One day, a teacher of mine told the class that she overheard a couple with a newborn talking about the baby.
She told us the mother said, "I'm glad we're not Chinese."
The father goes "Why?"
The mother says, "Because if we were, we would have to teach the baby Chinese."
The father believed the mother.
Wow. That. Is. Sad.
I used to tell my brother I spoke this foreing language which was very hard (I made it up as I went) and he actually believed me for a long time!
when i was real young and stupid, i used to think that the only reason people spoke different languages is because they couldn't say all of the english words right.
When i was a little girl , my mother asked me if i wanted to go on holday to france. i was very excited because i thought i knew the language because we had french place mats at the table. However i was hugely mistaken when i got to france and ordered an ice cream my mother said "well say thank you dear" not knowing what to say i replied "thankqwaa" . My mother was morified..the french man laughed lol.
When me and my brother were little we sometimes used to pretend we were foreign and speak random gobbledegook to each other - usually in the middle of a shopping centre or other public place. Our mum must have been so embarrassed!
Just this past summer I was visiting my father for acouple nights . We were at his girlfriends house and i was swimming with her children (Jamie 11 and Luke 9 ) (Im 13 by the way)...I told Jamie that my friend Amanda could speak swahili she was amazed and asked how I knew this .I told her that my friend had taught me some and asked if she wanted to know how to say something . She said yes immediatley and so i told her that mwa-haggi meant hello . She believed me and still does ( I never told her I was joking ) lol
When I was young and I saw a sign with the words "Newly Wed" I didn't understood what it was saying.
In sweden we call it "Ny-gifta". "Ny is like the english word "new", but the other part "-gifta" is not like the english word "married". In Sweden "gift" is the same as poison.
So when I saw these signs of "Newly Wed" I thougt that somebody have spread poison all over the area infront of the sign.
top belief!
As a child, I believed that foreign languages were just random babble, like baby-talk, that some adults spoke in because they had never learned to speak properly. I remember feeling sorry for them, never learning such basic stuff. I figured that maybe they were just "mentally challenged" or something. It always confused me, then, that they seemed to understand each other perfectly. Maybe they had telepathy or something to compensate for their defective speech patterns. I thought that this sounded pretty cool, and envied them in this aspect. I was an odd kid.
When I started learning to speak German (it was the only foreign language offered at our high school bvesides Spanish) I got a book from the library the summer before, so I could learn a few words. I told one of my friends, and we decided to tease our other(very gullible) friend. For some reason we started called her 'kugelschreiber' (ball-point pen) and for several weeks she believed that it was some kind of obscenity.
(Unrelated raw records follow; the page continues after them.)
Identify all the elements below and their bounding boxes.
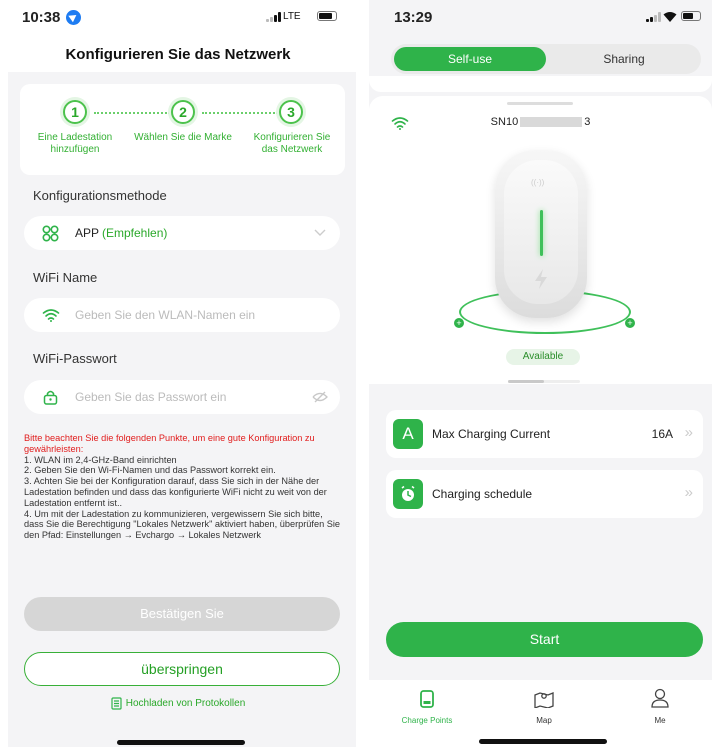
wifi-icon — [42, 309, 60, 322]
status-time: 13:29 — [394, 9, 433, 26]
network-label: LTE — [283, 11, 301, 22]
step-connector — [202, 112, 278, 114]
signal-icon — [266, 12, 281, 22]
wifi-name-placeholder: Geben Sie den WLAN-Namen ein — [75, 308, 256, 322]
config-method-value: APP — [75, 226, 100, 240]
self-use-tab[interactable]: Self-use — [394, 47, 546, 71]
notice-item: 4. Um mit der Ladestation zu kommunizier… — [24, 508, 341, 541]
left-screen: 10:38 LTE Konfigurieren Sie das Netzwerk… — [0, 0, 356, 747]
tab-label: Me — [654, 716, 666, 725]
step-1-indicator: 1 — [63, 100, 87, 124]
notice-item: 3. Achten Sie bei der Konfiguration dara… — [24, 476, 327, 508]
wifi-password-input[interactable]: Geben Sie das Passwort ein — [24, 380, 340, 414]
ring-node-left: + — [454, 318, 464, 328]
step-3-label: Konfigurieren Sie das Netzwerk — [253, 132, 331, 155]
tab-label: Charge Points — [401, 716, 453, 725]
nfc-icon: ((·)) — [531, 178, 545, 187]
wifi-status-icon — [663, 12, 677, 22]
recommend-tag: (Empfehlen) — [102, 226, 168, 240]
config-method-label: Konfigurationsmethode — [33, 188, 167, 203]
step-connector — [94, 112, 170, 114]
tab-me[interactable]: Me — [620, 688, 700, 725]
lightning-icon — [535, 269, 547, 289]
drag-handle[interactable] — [507, 102, 573, 105]
start-button[interactable]: Start — [386, 622, 703, 657]
current-icon: A — [393, 419, 423, 449]
tab-map[interactable]: Map — [504, 690, 584, 725]
tab-label: Map — [536, 716, 552, 725]
row-label: Charging schedule — [432, 487, 533, 501]
step-2-indicator: 2 — [171, 100, 195, 124]
chevron-right-icon: » — [684, 484, 693, 501]
step-3-indicator: 3 — [279, 100, 303, 124]
home-indicator — [479, 739, 607, 744]
page-title: Konfigurieren Sie das Netzwerk — [65, 46, 291, 63]
charger-illustration: ((·)) — [495, 150, 587, 318]
tab-charge-points[interactable]: Charge Points — [387, 690, 467, 725]
wifi-name-input[interactable]: Geben Sie den WLAN-Namen ein — [24, 298, 340, 332]
home-indicator — [117, 740, 245, 745]
ring-node-right: + — [625, 318, 635, 328]
status-badge: Available — [506, 349, 580, 365]
row-value: 16A — [651, 427, 673, 441]
notice-warning: Bitte beachten Sie die folgenden Punkte,… — [24, 433, 315, 454]
toggle-card-bottom — [369, 76, 712, 92]
config-method-select[interactable]: APP (Empfehlen) — [24, 216, 340, 250]
user-icon — [651, 688, 669, 708]
charger-led — [540, 210, 543, 256]
signal-icon — [646, 12, 661, 22]
eye-off-icon[interactable] — [312, 391, 328, 403]
charge-point-icon — [420, 690, 434, 708]
battery-icon — [317, 11, 337, 21]
serial-number: SN10 3 — [490, 116, 591, 128]
row-label: Max Charging Current — [432, 427, 551, 441]
usage-toggle: Self-use Sharing — [391, 44, 701, 74]
right-screen: 13:29 Self-use Sharing SN10 3 ((·)) + + A… — [369, 0, 712, 747]
max-charging-current-row[interactable]: A Max Charging Current 16A » — [386, 410, 703, 458]
step-2-label: Wählen Sie die Marke — [134, 132, 232, 143]
wifi-name-label: WiFi Name — [33, 270, 98, 285]
page-indicator — [508, 380, 580, 383]
clover-icon — [42, 225, 59, 242]
confirm-button[interactable]: Bestätigen Sie — [24, 597, 340, 631]
stepper-card: 1 2 3 Eine Ladestation hinzufügen Wählen… — [20, 84, 345, 175]
serial-redaction — [520, 117, 583, 128]
notice-item: 2. Geben Sie den Wi-Fi-Namen und das Pas… — [24, 465, 276, 476]
chevron-down-icon — [314, 229, 326, 236]
tab-bar: Charge Points Map Me — [369, 680, 712, 747]
upload-logs-link[interactable]: Hochladen von Protokollen — [0, 697, 356, 710]
status-bar: 10:38 LTE — [0, 0, 356, 36]
map-icon — [534, 692, 554, 709]
alarm-clock-icon — [393, 479, 423, 509]
location-icon — [66, 10, 81, 25]
chevron-right-icon: » — [684, 424, 693, 441]
sharing-tab[interactable]: Sharing — [549, 47, 699, 71]
step-1-label: Eine Ladestation hinzufügen — [37, 132, 113, 155]
document-icon — [111, 697, 122, 710]
notice-item: 1. WLAN im 2,4-GHz-Band einrichten — [24, 454, 177, 465]
configuration-notice: Bitte beachten Sie die folgenden Punkte,… — [24, 433, 344, 541]
battery-icon — [681, 11, 701, 21]
status-time: 10:38 — [22, 9, 61, 26]
skip-button[interactable]: überspringen — [24, 652, 340, 686]
wifi-password-label: WiFi-Passwort — [33, 351, 117, 366]
charging-schedule-row[interactable]: Charging schedule » — [386, 470, 703, 518]
lock-icon — [43, 390, 58, 405]
wifi-password-placeholder: Geben Sie das Passwort ein — [75, 390, 227, 404]
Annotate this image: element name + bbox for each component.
When I was a child I couldn't understand how a radio made in Japan could play songs in portuguese ou english. If they are made in Japan, so they should just be able to play japanese songs
Ok. When I was 3 or 4 I used to believe I could speak Indian when I moved my head to right and left with a lot of rrarrbrrnrr
My brother took french all through high school and at a local university in the summers. One time at the end of one of the summer classes they were going to have a class party and everone was asked to bring one item. They asked my brother to bring some baguettes. He replied "bag-ettes of what?" Luckily, he says, they thought he was just joking, so he laughed along with them and asked our mom what they were later.
i used to believe all foriegn languages were greek if you learned greek you could speak them all
I used to believe that all foreign languages are actually German, just pronounced backwards...wow.
When I was really little, just learning to write letters and read I used to think I was very very privelaged. This was because I always saw people of other colors or cultures talking other languages and I thought they were too stupid to speak English. I used to pride myself in being smarter than the foreign people that only spoke gibberish.
My father started to teach me English when I was about four or five years old. I could already read and write Finnish - my first language - and I was picking up English quite fast - in the speaking department, that is.
When my father wasn't watching, I tried to write down some English words. I just didn't realize that in English words aren't spelled the way they are spoken (as opposed to Finnish). This is the way I jotted down some of the words:
A bird = ö bööd
A cat = ö khät
A girl = ö gööl
When me and my sister were younger my mom told us that people that lived in the Bahamas spoke Bahamanese. She also told us that fish from China because they were slanted eyed.
top belief!
My family speaks German, and as a child I didn't grasp the concept of foreign languages. So when I first heard my aunt's husband, who was from Hungary, say a German word (as opposed to some Gibberish I couldn't understand), I exclaimed: "Look! Uncle Georg can speak!"
I still hear this regularly from my relatives.
top belief!
When I was a little girl, all of the older members of my family spoke the language of their home country. I used to think that when you got old, you automatically knew how to speak Yiddish.